I was pleased to join a panel discussion at the IFIP Networking 2020 Workshop on the Future of Internet Transport today, along with Jana Iyengar and Alessandro Ghedini, and moderated by Gorry Fairhurst. The slides I used to frame my position are available, and if you're registered for the conference, a recording of the discussion is also available.

The description of the panel was as follows: "A new design for the transport system might introduce platform- and protocol-independent transport layer APIs, such as Apple’s Network.framework, or the IETF TAPS API. This has the potential to enable innovation in the design of transport protocols. What are the challenges facing Internet transports as user patterns and applications evolve at an ever-increasing speed? Re-designing the interface presented to applications, could enable changes to the way applications interact with the transport system, or the way they describe their use of the network. What information is helpful for an application to tell the transport system? Design and configuration of network equipment has often assumed relatively little knowledge of the way a transport protocol operates, but a patch-work of network-layer methods have ossified around the transport wire image. Middleboxes, in particular, have been deployed to augment transports to meet the demands of particular network segments or to map applications to appropriate network services. The growing volume of encrypted traffic demands a fresh approach. What information is helpful for an transport to tell the network system? What service model is needed for different applications? Increased data rates and processing capabilities present opportunities for greater intelligence in network devices, including new functions and software-based features. What are the opportunities for innovation at the network layer to assist the transport layer?

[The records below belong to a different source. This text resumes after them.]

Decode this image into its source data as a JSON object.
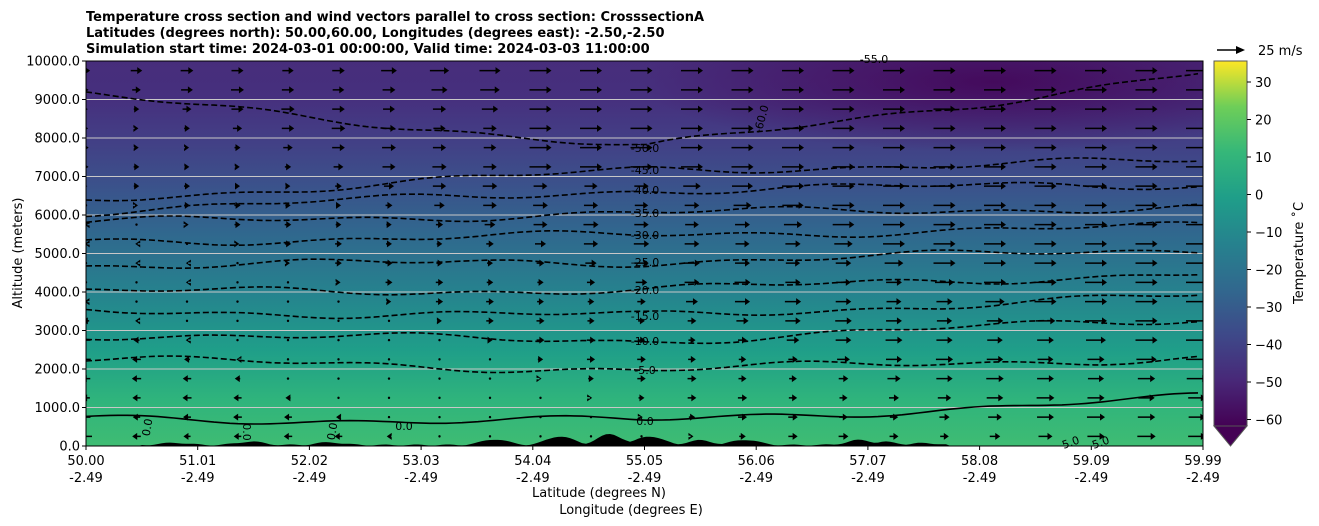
{
  "chart_data": {
    "type": "contour",
    "title_lines": [
      "Temperature cross section and wind vectors parallel to cross section: CrosssectionA",
      "Latitudes (degrees north): 50.00,60.00, Longitudes (degrees east): -2.50,-2.50",
      "Simulation start time: 2024-03-01 00:00:00, Valid time: 2024-03-03 11:00:00"
    ],
    "ylabel": "Altitude (meters)",
    "xlabel_lines": [
      "Latitude (degrees N)",
      "Longitude (degrees E)"
    ],
    "ylim": [
      0,
      10000
    ],
    "xlim": [
      50.0,
      59.99
    ],
    "yticks": [
      "0.0",
      "1000.0",
      "2000.0",
      "3000.0",
      "4000.0",
      "5000.0",
      "6000.0",
      "7000.0",
      "8000.0",
      "9000.0",
      "10000.0"
    ],
    "xticks": [
      {
        "lat": "50.00",
        "lon": "-2.49"
      },
      {
        "lat": "51.01",
        "lon": "-2.49"
      },
      {
        "lat": "52.02",
        "lon": "-2.49"
      },
      {
        "lat": "53.03",
        "lon": "-2.49"
      },
      {
        "lat": "54.04",
        "lon": "-2.49"
      },
      {
        "lat": "55.05",
        "lon": "-2.49"
      },
      {
        "lat": "56.06",
        "lon": "-2.49"
      },
      {
        "lat": "57.07",
        "lon": "-2.49"
      },
      {
        "lat": "58.08",
        "lon": "-2.49"
      },
      {
        "lat": "59.09",
        "lon": "-2.49"
      },
      {
        "lat": "59.99",
        "lon": "-2.49"
      }
    ],
    "colorbar": {
      "label": "Temperature $^\\circ$C",
      "label_display": "Temperature ˚C",
      "range": [
        -65,
        35
      ],
      "ticks": [
        "30",
        "20",
        "10",
        "0",
        "−10",
        "−20",
        "−30",
        "−40",
        "−50",
        "−60"
      ],
      "colormap": "viridis",
      "extend": "min"
    },
    "quiver_key": "25 m/s",
    "contours": [
      {
        "level": "-50.0",
        "alt_left": 9100,
        "alt_mid": 7740,
        "alt_right": 9700
      },
      {
        "level": "-45.0",
        "alt_left": 6400,
        "alt_mid": 7170,
        "alt_right": 7400
      },
      {
        "level": "-40.0",
        "alt_left": 6100,
        "alt_mid": 6650,
        "alt_right": 6800
      },
      {
        "level": "-35.0",
        "alt_left": 5800,
        "alt_mid": 6050,
        "alt_right": 6200
      },
      {
        "level": "-30.0",
        "alt_left": 5300,
        "alt_mid": 5480,
        "alt_right": 5700
      },
      {
        "level": "-25.0",
        "alt_left": 4700,
        "alt_mid": 4780,
        "alt_right": 5100
      },
      {
        "level": "-20.0",
        "alt_left": 4000,
        "alt_mid": 4050,
        "alt_right": 4500
      },
      {
        "level": "-15.0",
        "alt_left": 3500,
        "alt_mid": 3380,
        "alt_right": 3900
      },
      {
        "level": "-10.0",
        "alt_left": 2900,
        "alt_mid": 2730,
        "alt_right": 3300
      },
      {
        "level": "-5.0",
        "alt_left": 2250,
        "alt_mid": 1970,
        "alt_right": 2300
      },
      {
        "level": "0.0",
        "alt_left": 700,
        "alt_mid": 650,
        "alt_right": 1250
      }
    ],
    "extra_labels": [
      "-55.0",
      "-60.0",
      "5.0",
      "5.0",
      "0.0",
      "0.0",
      "0.0",
      "0.0"
    ],
    "temperature_surface_c": 12,
    "temperature_top_c": -55
  }
}
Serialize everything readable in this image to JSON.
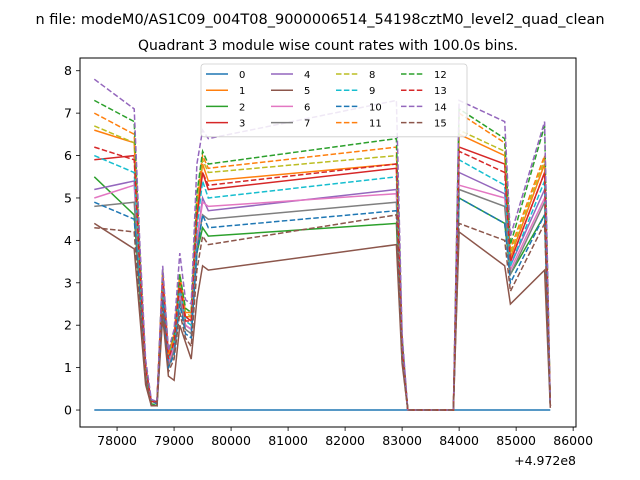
{
  "suptitle": "n file: modeM0/AS1C09_004T08_9000006514_54198cztM0_level2_quad_clean",
  "chart_data": {
    "type": "line",
    "title": "Quadrant 3 module wise count rates with 100.0s bins.",
    "xlabel": "",
    "ylabel": "",
    "x_offset_text": "+4.972e8",
    "xlim": [
      77350,
      86050
    ],
    "ylim": [
      -0.4,
      8.3
    ],
    "xticks": [
      78000,
      79000,
      80000,
      81000,
      82000,
      83000,
      84000,
      85000,
      86000
    ],
    "yticks": [
      0,
      1,
      2,
      3,
      4,
      5,
      6,
      7,
      8
    ],
    "grid": false,
    "legend": {
      "placement": "top-center",
      "columns": 4
    },
    "x": [
      77600,
      78300,
      78400,
      78500,
      78600,
      78700,
      78800,
      78900,
      79000,
      79100,
      79200,
      79300,
      79400,
      79500,
      79600,
      82900,
      83000,
      83100,
      83200,
      83900,
      84000,
      84800,
      84900,
      85500,
      85600
    ],
    "series": [
      {
        "name": "0",
        "color": "#1f77b4",
        "dashed": false,
        "values": [
          0,
          0,
          0,
          0,
          0,
          0,
          0,
          0,
          0,
          0,
          0,
          0,
          0,
          0,
          0,
          0,
          0,
          0,
          0,
          0,
          0,
          0,
          0,
          0,
          0
        ]
      },
      {
        "name": "1",
        "color": "#ff7f0e",
        "dashed": false,
        "values": [
          6.6,
          6.3,
          3.5,
          1.0,
          0.2,
          0.2,
          3.2,
          1.3,
          1.7,
          3.0,
          2.2,
          2.2,
          4.7,
          5.8,
          5.4,
          5.8,
          1.5,
          0,
          0,
          0,
          6.5,
          6.0,
          3.6,
          5.8,
          0.1
        ]
      },
      {
        "name": "2",
        "color": "#2ca02c",
        "dashed": false,
        "values": [
          5.5,
          4.6,
          2.7,
          0.7,
          0.15,
          0.1,
          2.8,
          1.0,
          1.4,
          2.6,
          2.0,
          1.9,
          3.7,
          4.3,
          4.1,
          4.4,
          1.2,
          0,
          0,
          0,
          5.0,
          4.4,
          3.2,
          4.6,
          0.1
        ]
      },
      {
        "name": "3",
        "color": "#d62728",
        "dashed": false,
        "values": [
          5.9,
          6.0,
          3.4,
          1.0,
          0.2,
          0.2,
          3.1,
          1.3,
          1.6,
          2.9,
          2.2,
          2.1,
          4.5,
          5.6,
          5.2,
          5.7,
          1.5,
          0,
          0,
          0,
          6.2,
          5.8,
          3.5,
          5.6,
          0.1
        ]
      },
      {
        "name": "4",
        "color": "#9467bd",
        "dashed": false,
        "values": [
          5.2,
          5.4,
          3.0,
          0.9,
          0.2,
          0.2,
          2.9,
          1.1,
          1.5,
          2.8,
          2.0,
          1.9,
          4.0,
          5.0,
          4.7,
          5.2,
          1.4,
          0,
          0,
          0,
          5.6,
          5.1,
          3.4,
          5.2,
          0.1
        ]
      },
      {
        "name": "5",
        "color": "#8c564b",
        "dashed": false,
        "values": [
          4.4,
          3.8,
          2.2,
          0.6,
          0.1,
          0.1,
          2.2,
          0.8,
          0.7,
          2.0,
          1.6,
          1.2,
          2.6,
          3.4,
          3.3,
          3.9,
          1.1,
          0,
          0,
          0,
          4.2,
          3.4,
          2.5,
          3.3,
          0.05
        ]
      },
      {
        "name": "6",
        "color": "#e377c2",
        "dashed": false,
        "values": [
          5.0,
          5.3,
          3.0,
          0.9,
          0.2,
          0.2,
          2.9,
          1.1,
          1.5,
          2.7,
          2.0,
          1.9,
          4.0,
          4.9,
          4.8,
          5.1,
          1.4,
          0,
          0,
          0,
          5.3,
          5.0,
          3.3,
          5.0,
          0.1
        ]
      },
      {
        "name": "7",
        "color": "#7f7f7f",
        "dashed": false,
        "values": [
          4.8,
          4.9,
          2.9,
          0.9,
          0.2,
          0.2,
          2.8,
          1.0,
          1.4,
          2.6,
          1.9,
          1.8,
          3.8,
          4.6,
          4.5,
          4.9,
          1.3,
          0,
          0,
          0,
          5.2,
          4.8,
          3.2,
          4.9,
          0.1
        ]
      },
      {
        "name": "8",
        "color": "#bcbd22",
        "dashed": true,
        "values": [
          6.7,
          6.3,
          3.5,
          1.0,
          0.2,
          0.2,
          3.2,
          1.3,
          1.7,
          3.1,
          2.3,
          2.2,
          4.8,
          5.9,
          5.6,
          6.0,
          1.6,
          0,
          0,
          0,
          6.6,
          6.1,
          3.7,
          5.9,
          0.1
        ]
      },
      {
        "name": "9",
        "color": "#17becf",
        "dashed": true,
        "values": [
          6.0,
          5.6,
          3.2,
          0.9,
          0.2,
          0.2,
          3.0,
          1.2,
          1.6,
          2.9,
          2.1,
          2.0,
          4.3,
          5.4,
          5.0,
          5.5,
          1.4,
          0,
          0,
          0,
          5.9,
          5.3,
          3.4,
          5.4,
          0.1
        ]
      },
      {
        "name": "10",
        "color": "#1f77b4",
        "dashed": true,
        "values": [
          4.9,
          4.5,
          2.7,
          0.8,
          0.2,
          0.15,
          2.6,
          1.0,
          1.3,
          2.5,
          1.8,
          1.7,
          3.7,
          4.6,
          4.3,
          4.7,
          1.3,
          0,
          0,
          0,
          5.0,
          4.4,
          3.0,
          4.6,
          0.1
        ]
      },
      {
        "name": "11",
        "color": "#ff7f0e",
        "dashed": true,
        "values": [
          7.0,
          6.5,
          3.6,
          1.0,
          0.2,
          0.2,
          3.3,
          1.3,
          1.8,
          3.2,
          2.3,
          2.3,
          5.0,
          6.0,
          5.7,
          6.2,
          1.6,
          0,
          0,
          0,
          7.0,
          6.3,
          3.8,
          6.0,
          0.1
        ]
      },
      {
        "name": "12",
        "color": "#2ca02c",
        "dashed": true,
        "values": [
          7.3,
          6.8,
          3.7,
          1.1,
          0.2,
          0.2,
          3.3,
          1.4,
          1.8,
          3.2,
          2.4,
          2.3,
          5.1,
          6.1,
          5.8,
          6.4,
          1.7,
          0,
          0,
          0,
          7.1,
          6.4,
          3.9,
          6.7,
          0.1
        ]
      },
      {
        "name": "13",
        "color": "#d62728",
        "dashed": true,
        "values": [
          6.2,
          5.9,
          3.3,
          1.0,
          0.2,
          0.2,
          3.1,
          1.2,
          1.6,
          3.0,
          2.1,
          2.1,
          4.6,
          5.6,
          5.3,
          5.8,
          1.5,
          0,
          0,
          0,
          6.1,
          5.6,
          3.5,
          5.6,
          0.1
        ]
      },
      {
        "name": "14",
        "color": "#9467bd",
        "dashed": true,
        "values": [
          7.8,
          7.1,
          3.9,
          1.2,
          0.25,
          0.2,
          3.4,
          1.4,
          1.9,
          3.7,
          2.6,
          2.5,
          5.8,
          6.6,
          6.4,
          7.3,
          1.8,
          0,
          0,
          0,
          7.3,
          6.8,
          4.1,
          6.8,
          0.1
        ]
      },
      {
        "name": "15",
        "color": "#8c564b",
        "dashed": true,
        "values": [
          4.3,
          4.2,
          2.4,
          0.7,
          0.1,
          0.1,
          2.4,
          0.9,
          1.2,
          2.3,
          1.7,
          1.5,
          3.3,
          4.1,
          3.9,
          4.6,
          1.2,
          0,
          0,
          0,
          4.4,
          4.0,
          2.8,
          4.4,
          0.1
        ]
      }
    ]
  }
}
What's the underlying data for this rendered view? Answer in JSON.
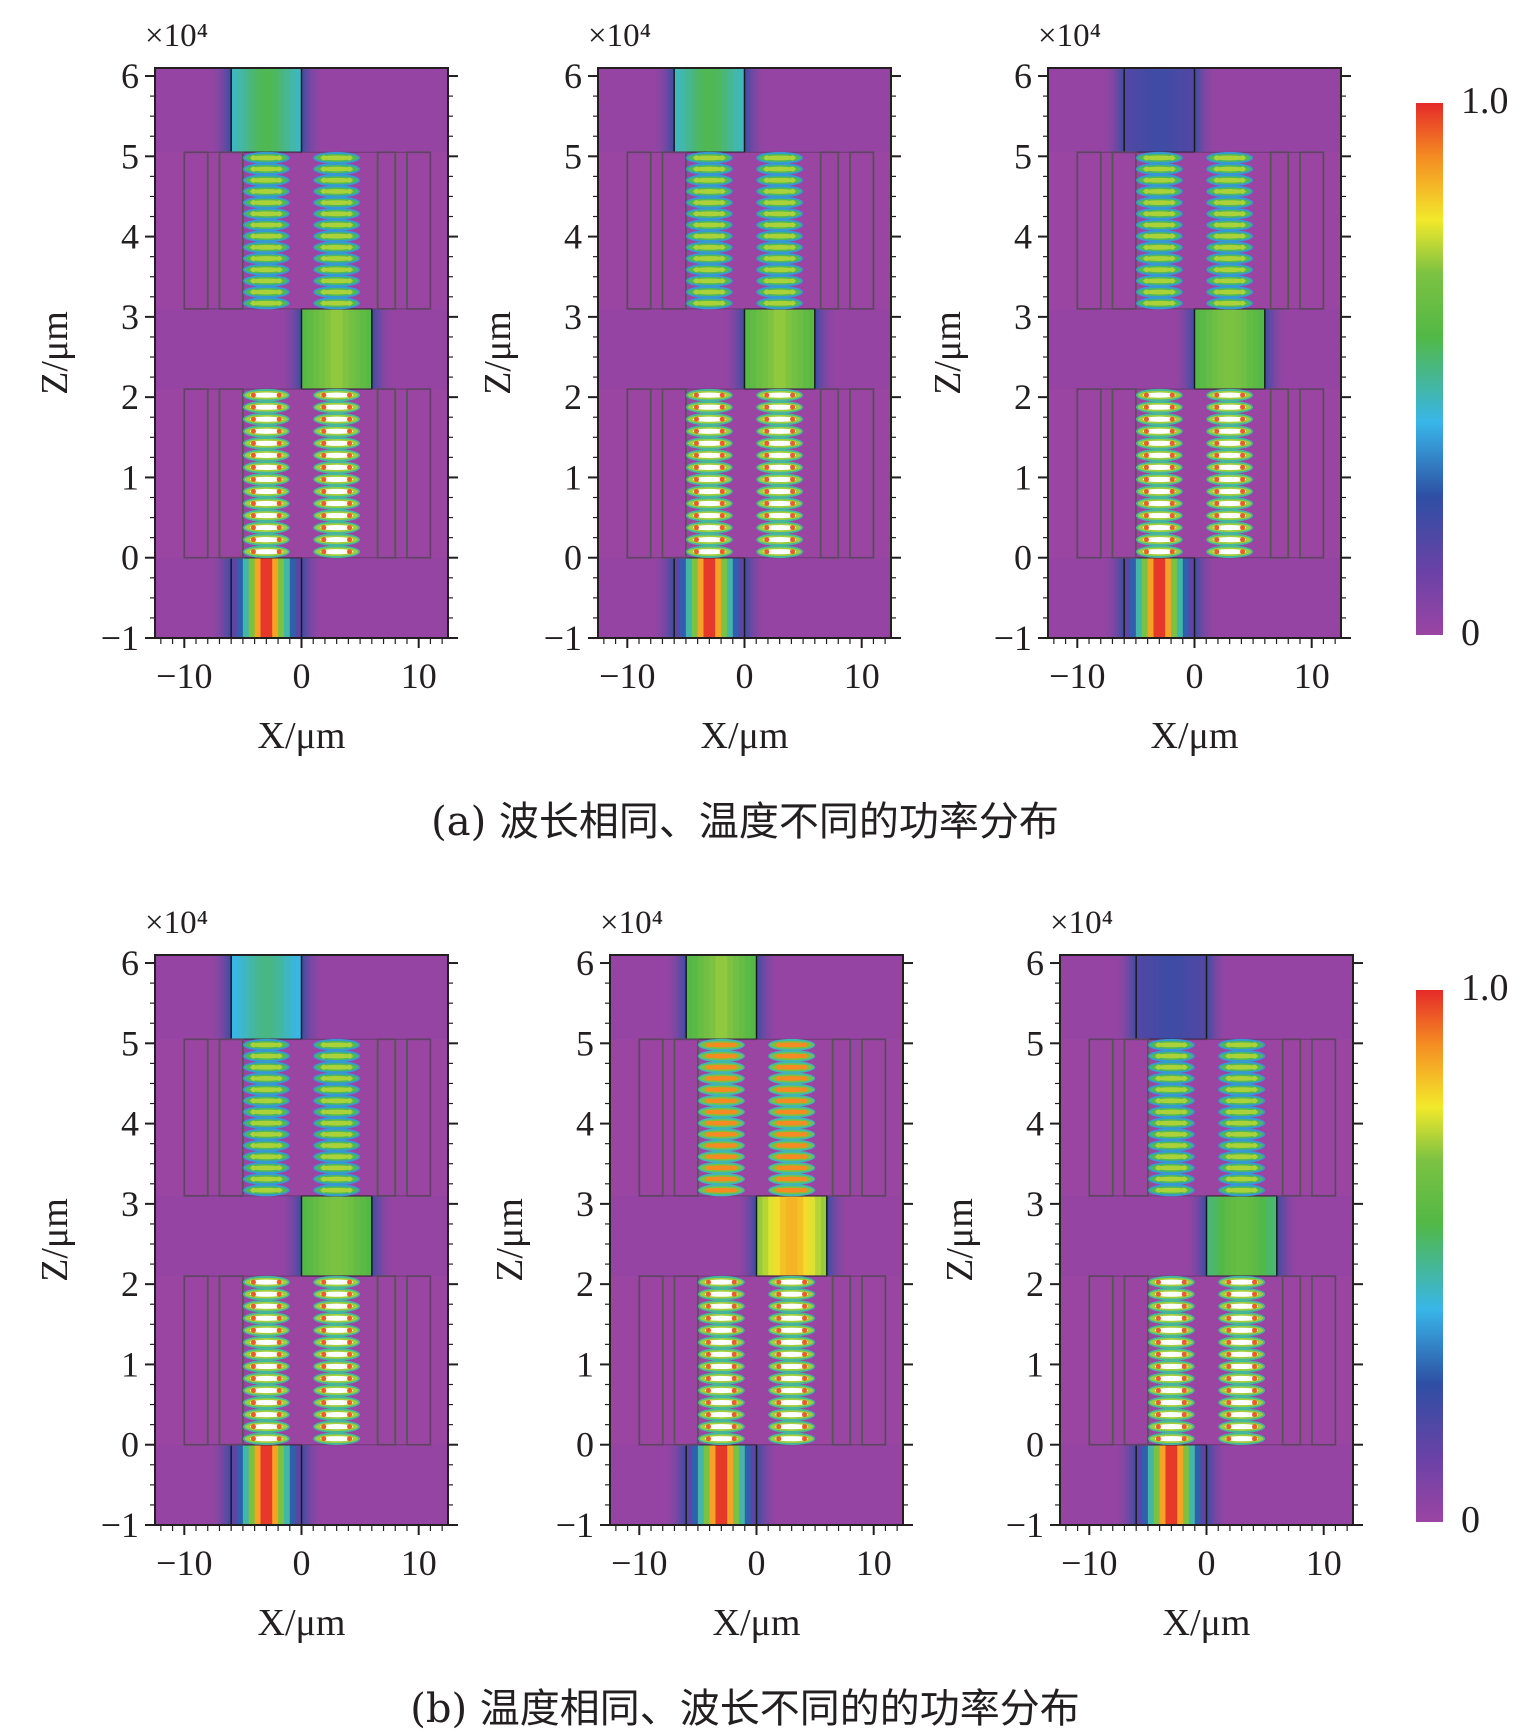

If new approaches succeeded in addressing the ossification problem, what intelligence can the transport expect from the network layer? How should today’s research be evaluated against the expected changes in network traffic, and a more rapid pace of evolution above and below the network interface? Are there transition paths that can lead to successful long-term evolution of Internet transports? This is a panel session that will start with opening remarks by the panel, and then discuss thoughts on the topics brought to the table. Come prepared to listen, think and contribute your thoughts or your own questions!"